What is the Real Use of the pharmaceutical evidence based medicine


It is an intellectual tool or infrastructure that establishes levels of evidence and grades of recommendations in the following areas: therapy, prevention, etiology, prognosis, diagnosis, differential diagnosis, symptoms, prevalence, economic analysis and decision tree. The whole is used to develop and support “guidelines” or lines of conduct in the service of one or more medical specialties. This tool, which is sometimes very complex, is used not only for medical practice but also for surgery. Urology is no exception to the rule and many questions arise within this surgical specialty, among which we will mention the following:

Do the many surgical techniques for this type of problem really make the difference?

  • What’s the best solution in the hands of the best surgeon?
  • A simpler operation, achievable by the greatest number, is it not preferable for the patient?
  • What type of minimally invasive surgery can we offer and in what situation?
  • How to avoid that a minimally invasive treatment becomes maximally complicated?

“Free will”, synonymous with freedom, links the notion of individual will to freedom of choice. Without waking up the historical debate fueled by theologians and philosophers who dealt essentially with individual freedom as to human responsibility towards God as well as the predestination or not of acts, the modern definition of free will refers to power to choose in an absolute way, that is to say to be at the origin of his acts and their consequences. This deeply human notion concerns both the patient and the doctor in everyday life. For pharmaceutical evidence based medicine this is important.

The Difficulties for You

All the particularly difficult art of the doctor therefore consists in seeking the points of convergence between the data of his professional practice partly enacted by the structures of evidence-based medicine, his own will or decision, and freedom of choice for the patient. It is therefore essential that he replace his speech in the individual context of his patient by revisiting with good sense both his own intellectual approach and his own technical limits or those related to his art, while taking into account the expected result and the consequences of this last.

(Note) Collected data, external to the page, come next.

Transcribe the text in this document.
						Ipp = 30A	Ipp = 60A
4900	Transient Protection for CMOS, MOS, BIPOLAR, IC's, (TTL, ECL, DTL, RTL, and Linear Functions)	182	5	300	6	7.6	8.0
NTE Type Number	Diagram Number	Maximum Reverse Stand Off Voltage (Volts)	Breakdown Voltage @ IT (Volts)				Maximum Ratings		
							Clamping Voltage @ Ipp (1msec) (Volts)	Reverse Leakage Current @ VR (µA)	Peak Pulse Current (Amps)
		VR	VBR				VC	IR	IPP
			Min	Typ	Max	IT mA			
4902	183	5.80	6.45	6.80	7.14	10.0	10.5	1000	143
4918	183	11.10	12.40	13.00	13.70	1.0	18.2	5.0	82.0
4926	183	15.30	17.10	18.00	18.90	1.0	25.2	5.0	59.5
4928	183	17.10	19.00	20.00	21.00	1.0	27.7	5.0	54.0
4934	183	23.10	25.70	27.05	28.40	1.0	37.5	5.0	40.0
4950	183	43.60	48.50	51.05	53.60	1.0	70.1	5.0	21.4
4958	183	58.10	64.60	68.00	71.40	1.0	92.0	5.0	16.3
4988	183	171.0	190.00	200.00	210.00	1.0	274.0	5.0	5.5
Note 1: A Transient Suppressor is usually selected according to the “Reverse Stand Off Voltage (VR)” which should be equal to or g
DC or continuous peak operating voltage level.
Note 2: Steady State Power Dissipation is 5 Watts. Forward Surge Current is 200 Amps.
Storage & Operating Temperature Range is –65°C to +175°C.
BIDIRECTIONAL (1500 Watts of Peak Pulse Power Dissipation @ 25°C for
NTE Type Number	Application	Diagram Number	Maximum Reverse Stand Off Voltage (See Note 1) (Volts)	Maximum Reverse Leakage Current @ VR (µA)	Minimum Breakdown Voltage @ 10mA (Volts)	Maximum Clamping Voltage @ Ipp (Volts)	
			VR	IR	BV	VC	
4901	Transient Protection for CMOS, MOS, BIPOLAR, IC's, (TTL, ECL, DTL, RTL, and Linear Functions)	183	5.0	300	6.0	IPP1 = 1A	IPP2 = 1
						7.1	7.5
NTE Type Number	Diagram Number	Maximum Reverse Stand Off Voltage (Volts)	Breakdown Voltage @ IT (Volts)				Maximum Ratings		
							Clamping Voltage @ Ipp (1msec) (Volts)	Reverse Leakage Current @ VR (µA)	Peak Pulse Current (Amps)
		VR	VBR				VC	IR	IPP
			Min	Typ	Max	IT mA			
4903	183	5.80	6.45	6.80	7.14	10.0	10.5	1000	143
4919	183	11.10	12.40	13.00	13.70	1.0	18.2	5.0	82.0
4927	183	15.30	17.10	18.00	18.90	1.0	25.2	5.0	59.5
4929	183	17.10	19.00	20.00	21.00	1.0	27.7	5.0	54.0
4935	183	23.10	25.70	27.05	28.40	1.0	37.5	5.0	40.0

  • Evidence-based medicine conceptually originated in the last quarter of the twentieth century and marks a new stage in the rational practice of medicine. Medicine, as practiced in the West, was founded by the Hippocratic school in ancient Greece with the introduction of observational clinical examination. The identification of symptoms and signs makes it possible to arrive at the diagnosis of nonsological entities (syndromes, diseases). 

This approach was perfected around 1800 thanks to the anatomo-clinical comparison where the autopsy allowed the recognition of lesions leading to the symptoms and signs identified by the clinical examination. The scientific character will be reinforced around 1850 with experimental medicine invented by Claude Bernard (laboratory studies and animal models) and later with clinical studies (clinical epidemiology). The multiple and rapid advances in knowledge have resulted in an explosion of medical data which must inform practice. These data are very variable: purely experimental, observed in the patient, demonstrated by clinical studies. To help the reasoned taking of the medical decision, the concept of medicine based on facts or evidence-based medicine (“evidence-based medicine” in English) was created in the 70s. 

What EBM is based on

Evidence-based medicine is based on the classification of data clinical (or facts) depending on the level of evidence of their demonstration, ranging from controlled clinical trials to the simple description of a clinical case and the opinion of an expert. Its application requires the ability to identify facts in the medical literature, either at the level of original documents, or through methodological summaries (systematic reviews, meta-analyzes, clinical practice recommendations). 


This can only be done routinely by consulting computer databases and obtaining articles and reviews online free of charge. It is important to remember that evidence-based medicine is not a tool for observation, nor for research. It does not replace clinical observation and experimentation. It essentially aims to apply rationally, at the patient’s bedside and in consultation, in the medical decision (screening, diagnosis, treatment, prevention, prognosis) the data present in the literature.